I Blame Gay Marriage!
Tuesday, January 31st, 2006I didn’t watch the State of the Union. Bush wasn’t likely to speak on any of my issues, and the pomposity of the whole affair only irritates me.
So I’m wondering, could this really be true? Did Bush really tie the Abramoff scandals to gay marriage?
If he did, that would be awesome, in a completely what-the-fuck kind of way. Among the atrocities we can expect to ensue from letting people of the same sex marry, then, are apparently the wholesale destruction of heterosexual marriage; public acceptance of beastiality; pederatry; incest; polygamy and polyamory; and, now, corruption in the Republican party!

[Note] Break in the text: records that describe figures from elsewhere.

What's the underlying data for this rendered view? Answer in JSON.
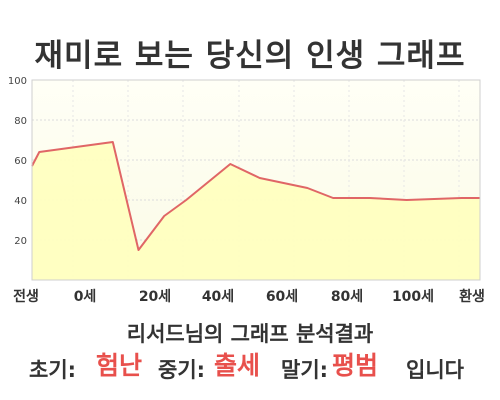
{
  "header": {
    "title": "재미로 보는 당신의 인생 그래프"
  },
  "chart_data": {
    "type": "area",
    "title": "재미로 보는 당신의 인생 그래프",
    "categories": [
      "전생",
      "0세",
      "20세",
      "40세",
      "60세",
      "80세",
      "100세",
      "환생"
    ],
    "series": [
      {
        "x": [
          -2,
          0,
          20,
          27,
          34,
          40,
          52,
          60,
          73,
          80,
          90,
          100,
          115,
          120
        ],
        "y": [
          57,
          64,
          69,
          15,
          32,
          40,
          58,
          51,
          46,
          41,
          41,
          40,
          41,
          41
        ]
      }
    ],
    "ylim": [
      0,
      100
    ],
    "yticks": [
      20,
      40,
      60,
      80,
      100
    ],
    "line_color": "#e06666",
    "fill_color": "#ffffc0",
    "grid": true
  },
  "analysis": {
    "heading": "리서드님의 그래프 분석결과",
    "early_label": "초기:",
    "early_value": "험난",
    "middle_label": "중기:",
    "middle_value": "출세",
    "late_label": "말기:",
    "late_value": "평범",
    "ending": "입니다"
  }
}
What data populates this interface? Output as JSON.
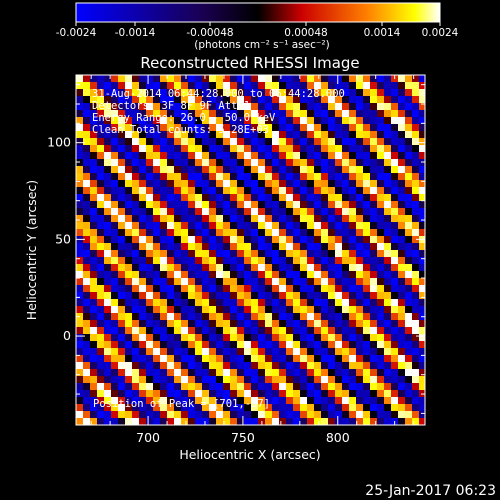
{
  "chart_data": {
    "type": "heatmap",
    "title": "Reconstructed RHESSI Image",
    "xlabel": "Heliocentric X (arcsec)",
    "ylabel": "Heliocentric Y (arcsec)",
    "xlim": [
      662,
      846
    ],
    "ylim": [
      -46,
      135
    ],
    "x_ticks": [
      700,
      750,
      800
    ],
    "x_tick_labels": [
      "700",
      "750",
      "800"
    ],
    "y_ticks": [
      0,
      50,
      100
    ],
    "y_tick_labels": [
      "0",
      "50",
      "100"
    ],
    "grid": false,
    "colorbar": {
      "range": [
        -0.0024,
        0.0024
      ],
      "tick_labels": [
        "-0.0024",
        "-0.0014",
        "-0.00048",
        "0.00048",
        "0.0014",
        "0.0024"
      ],
      "unit_label": "(photons cm⁻² s⁻¹ asec⁻²)",
      "placement": "top",
      "colormap": [
        "#0000ff",
        "#000000",
        "#ff0000",
        "#ffff00",
        "#ffffff"
      ]
    },
    "pattern": {
      "description_values": "diagonal stripe modulation pattern",
      "stripe_period_arcsec": 17.5,
      "stripe_direction": "upper-left to lower-right"
    },
    "annotations": {
      "time_range": "31-Aug-2014 06:44:28.000 to 06:44:28.000",
      "detectors": "Detectors: 3F 8F 9F Att 1",
      "energy_range": "Energy Range: 26.0 - 50.0 keV",
      "clean": "Clean      Total counts: 5.28E+03",
      "position": "Position of Peak = [701,-37]"
    }
  },
  "footer": {
    "timestamp": "25-Jan-2017 06:23"
  }
}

This is fun! I’d like to blame gay marriage for my failure to get to the gym last week. Also, for my messy desk, my absent-mindedness, and tonight’s Pacers loss to the Wizards. My dog blames gay marriage for the hole in the carpet. Peyton Manning blames it for his performances in the playoffs. Bob Dylan, ironicaly enough, would like to blame it for Saved.
Perhaps President Bush could find a way to blame gay marriage for the massive expansion of the federal government under his watch, too.
I guess Stanley Kurtz was right. Hetero marriage really is the foundation for damned-near everything!
So get that back-issue of Rosie away from the oven before the souffle falls!